Putting a window in a building is always a bit of a risk. Just think, you have worked hard to create a solid structure that keeps out the wind and the rain, then you cut a hole in it! The first windows in buildings were small and often covered over by animal hide, cloth, or closed with wooden shutters. First century Romans were the first to introduce glass into their windows, giving their interiors natural light while protecting them from the elements. By the tenth century, artists set colored glass into lead cames to create large stained-glass windows.


While wood was plentiful for building early European settlements in America, metal fittings were expensive, and glass was a rare luxury item often imported from England or France. Windows and windo w glass were so expensive, that an early Jamestown Rhode Island colonist returned home after a trip to find that pirates had looted his house and taken the valuable window glass! The earliest colonial windows were casement windows with diamond leaded panes, but vertical sliding sashes were developed by the late 1600s and were commonplace through the 1700s. The first vertical sashes often have an upper fixed sash, and a lower sliding sash propped open with a stick.

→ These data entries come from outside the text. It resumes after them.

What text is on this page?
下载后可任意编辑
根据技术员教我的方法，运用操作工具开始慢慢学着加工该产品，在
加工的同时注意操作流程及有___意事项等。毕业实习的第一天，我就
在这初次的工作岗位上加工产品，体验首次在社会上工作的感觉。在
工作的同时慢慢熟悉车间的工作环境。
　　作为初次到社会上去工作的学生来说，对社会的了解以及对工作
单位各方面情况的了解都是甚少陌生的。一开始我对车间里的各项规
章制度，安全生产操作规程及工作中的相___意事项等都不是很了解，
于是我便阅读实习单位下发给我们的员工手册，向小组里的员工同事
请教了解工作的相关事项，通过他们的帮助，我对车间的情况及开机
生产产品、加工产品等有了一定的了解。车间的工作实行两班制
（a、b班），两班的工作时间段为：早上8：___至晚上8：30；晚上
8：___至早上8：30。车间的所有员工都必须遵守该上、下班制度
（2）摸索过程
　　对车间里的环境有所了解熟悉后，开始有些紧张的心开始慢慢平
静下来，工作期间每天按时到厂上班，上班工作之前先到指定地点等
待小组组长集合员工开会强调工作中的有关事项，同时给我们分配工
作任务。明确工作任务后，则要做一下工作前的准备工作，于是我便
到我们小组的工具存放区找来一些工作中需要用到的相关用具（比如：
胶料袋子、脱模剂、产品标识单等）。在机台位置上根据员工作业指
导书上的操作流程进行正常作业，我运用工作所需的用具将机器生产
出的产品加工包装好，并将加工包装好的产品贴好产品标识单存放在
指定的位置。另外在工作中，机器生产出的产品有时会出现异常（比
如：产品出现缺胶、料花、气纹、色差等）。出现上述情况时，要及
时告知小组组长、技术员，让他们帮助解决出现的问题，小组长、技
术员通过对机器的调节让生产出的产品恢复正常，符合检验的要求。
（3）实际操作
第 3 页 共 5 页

These early windows used crown glass—glass blown by hand into a large flat disk four to six feet in diameter and cut into panes. The center of the disk, or “bull’s eye,” was often recycled or used in secondary applications and sidelights, not as a central focal point that we often consider a colonial style. Cylinder glass replaced crown glass in the 1700s and was used for window production well into the mid-1800s. Instead of a flat disk, glassmakers blew a long tube or cylinder of glass, cut off the ends, slit the top, and opened it up into a flat sheet. The size of windowpanes was still limited, so windows were created by setting individual panes into wooden or metal mutins creating larger sashes. The cost of the window was determined by the expense of the glass plus the amount of joinery needed, so homeowners showed off their wealth by including large six over six or even twelve over twelve windows in their homes.


We are lucky to have many original windows throughout the Village, but maintenance is the key to their preservation! Windowsills can easily collect water and deteriorate, the glazing that firmly holds glass panes in place needs regular checks and repair, and glass is easily broken. On top of that, windows were frequently replaced or updated for aesthetic purposes. A quick look at the glass is the first clue to identifying the age of windows, but it may not tell the entire story. Roughly, crown and cylinder glass (produced into the late 1800s) has a wavy quality, but rolled or poured plate glass (produced from 1850-1950) might look quite similar to modern float glass (developed in the 1950s) depending on how well polished it was.

The windows in the Niles-Barnard House are a prime example of this mixed history. Because of its long life, some may date back to the 1840s, but others have clearly been replaced in the 1950s. Some work was done to restore the oldest windows in 2010, but we made the difficult decision to pull and replace all of the windows for the current restoration project. This will give us a chance to carefully inspect each of them and determine which might get a full restoration in the hopes of reinstalling them at a later date. Properly restored historic windows are just as energy efficient as modern windows, but they take time and TLC!